Defense Secretary Donald H. Rumsfeld estimated that between 1,500 and 2,000 U.S. troops would go to Haiti for a "relatively short period." They would participate in an interim force, which could include as many as 5,000 troops from several countries, that would stay until replaced by a U.N. peacekeeping force.
There were no clashes between the rebel force and the U.S. and French troops, who were establishing security at diplomatic missions and other sites. Philippe earlier said he welcomed the peacekeepers.
Powell said he did not want certain rebel leaders to take any role in a new government. Philippe was an officer in the army when it repressed dissident politicians.
"Some of these individuals we would not want to see re-enter civil society in Haiti because of their past records, and this is something we will have to work through," Powell said.
Amnesty International called for international peacekeepers to arrest Chamblain and Jean Pierre Baptiste, also a rebel, who escaped from jail after being convicted in the 1994 massacre of 15 Aristide supporters.
As Aristide spent his first day in exile, his home in the Port-au-Prince suburb of Tabarre was looted and trashed. Pictures, documents and a grand piano were dragged out onto the courtyard of the three-story villa, then abandoned.
Family and school pictures lay among the disorder. Broken plates littered the area by the pool. Books strewn about included several written by Aristide and one about Marcus Garvey, a black nationalist leader from Jamaica.
Not everyone was happy to see the rebels in the capital. Some residents watched indifferently, their arms folded, as their convoy passed. At one point, the convoy stopped and rebels jumped out, sweeping their weapons from side to side, then moved on.
Philippe, formerly a provincial police chief and an officer in the army when it repressed dissident politicians, first went to the national police headquarters.
Many of the rebels then settled into the nearby former headquarters of the army. The rebels, many of them former soldiers, have said they want to reconstitute the army.
"It's symbolic. It's the headquarters of the army," said Paul Arcelin, a midlevel rebel commander.
There, Chamblain denied in an interview that he had murdered anyone.
"I'm not a terrorist, and I'm not a criminal," he said, adding: "The bones of my so-called victims -- where are they?"

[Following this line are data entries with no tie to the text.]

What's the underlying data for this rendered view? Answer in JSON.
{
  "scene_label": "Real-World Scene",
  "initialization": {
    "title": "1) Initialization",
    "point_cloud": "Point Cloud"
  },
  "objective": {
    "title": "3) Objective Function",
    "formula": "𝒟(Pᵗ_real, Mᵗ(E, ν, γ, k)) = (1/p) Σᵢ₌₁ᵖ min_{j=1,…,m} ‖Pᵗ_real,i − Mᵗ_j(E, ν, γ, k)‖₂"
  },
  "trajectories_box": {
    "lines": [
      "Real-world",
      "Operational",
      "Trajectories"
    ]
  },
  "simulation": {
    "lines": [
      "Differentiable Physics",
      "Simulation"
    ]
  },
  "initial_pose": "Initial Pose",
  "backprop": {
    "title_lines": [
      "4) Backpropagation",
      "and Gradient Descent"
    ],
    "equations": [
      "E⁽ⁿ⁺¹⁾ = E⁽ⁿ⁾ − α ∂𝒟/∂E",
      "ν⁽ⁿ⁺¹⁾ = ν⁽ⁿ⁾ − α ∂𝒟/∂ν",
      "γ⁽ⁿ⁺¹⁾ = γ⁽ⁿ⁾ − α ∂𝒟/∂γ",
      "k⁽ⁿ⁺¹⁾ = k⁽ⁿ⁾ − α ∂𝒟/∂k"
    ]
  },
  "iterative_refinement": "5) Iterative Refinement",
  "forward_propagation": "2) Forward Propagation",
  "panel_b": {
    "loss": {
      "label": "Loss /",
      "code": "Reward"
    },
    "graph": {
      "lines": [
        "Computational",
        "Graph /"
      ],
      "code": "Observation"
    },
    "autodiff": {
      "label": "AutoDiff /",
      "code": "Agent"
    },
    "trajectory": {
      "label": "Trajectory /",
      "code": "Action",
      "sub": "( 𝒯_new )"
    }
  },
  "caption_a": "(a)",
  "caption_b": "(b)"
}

Among those at the hotel meeting with the rebel leader was Evans Paul, a former mayor of Port-au-Prince and a top opposition figure. Paul said Philippe "has played an important role."
Industrialist Charles Henry Baker, an opposition leader, said Philippe offered his troops to help maintain order amid reports of continued looting in the capital. Baker said his group welcomed the offer.
One young rebel standing outside the meeting freely told a reporter he shot people and predicted militant members of Aristide's Lavalas party would be executed.
"I shot some looters yesterday. They have to be shot," the rebel who goes by the nom-de-guerre "Faustin," said as he stood outside the meeting in a black flak vest, cradling an M-4 assault rifle.
"There are some very minimal numbers of Lavalas who cannot be saved," he said, adding that the vast majority would be spared.
Col. David Berger, head of the U.S. Marine contingent, said 150 Marines had arrived overnight from 8th Battalion, based in Camp Lejeune, N.C., to "secure key sites in the capital."
"People who interfere with that mission, we will handle with appropriate force," Berger told AP.
At the airport, U.S. and French military commanders huddled over a map of Port-au-Prince as a French military attache pointed out locations where armed pro-Aristide militants have been known to gather.
U.S. Marines set up a security perimeter at the airport, kneeling in the grass as about 80 French Marines arrived in C-160 transport planes. The French Marines' supplies included crates of bottled Evian water.
An AP reporter traveled with the rebels, including Philippe, when their convoy set out before dawn from Gonaives. In St. Marc, a town which had been contested during the uprising, the convoy passed three charred bodies on the road.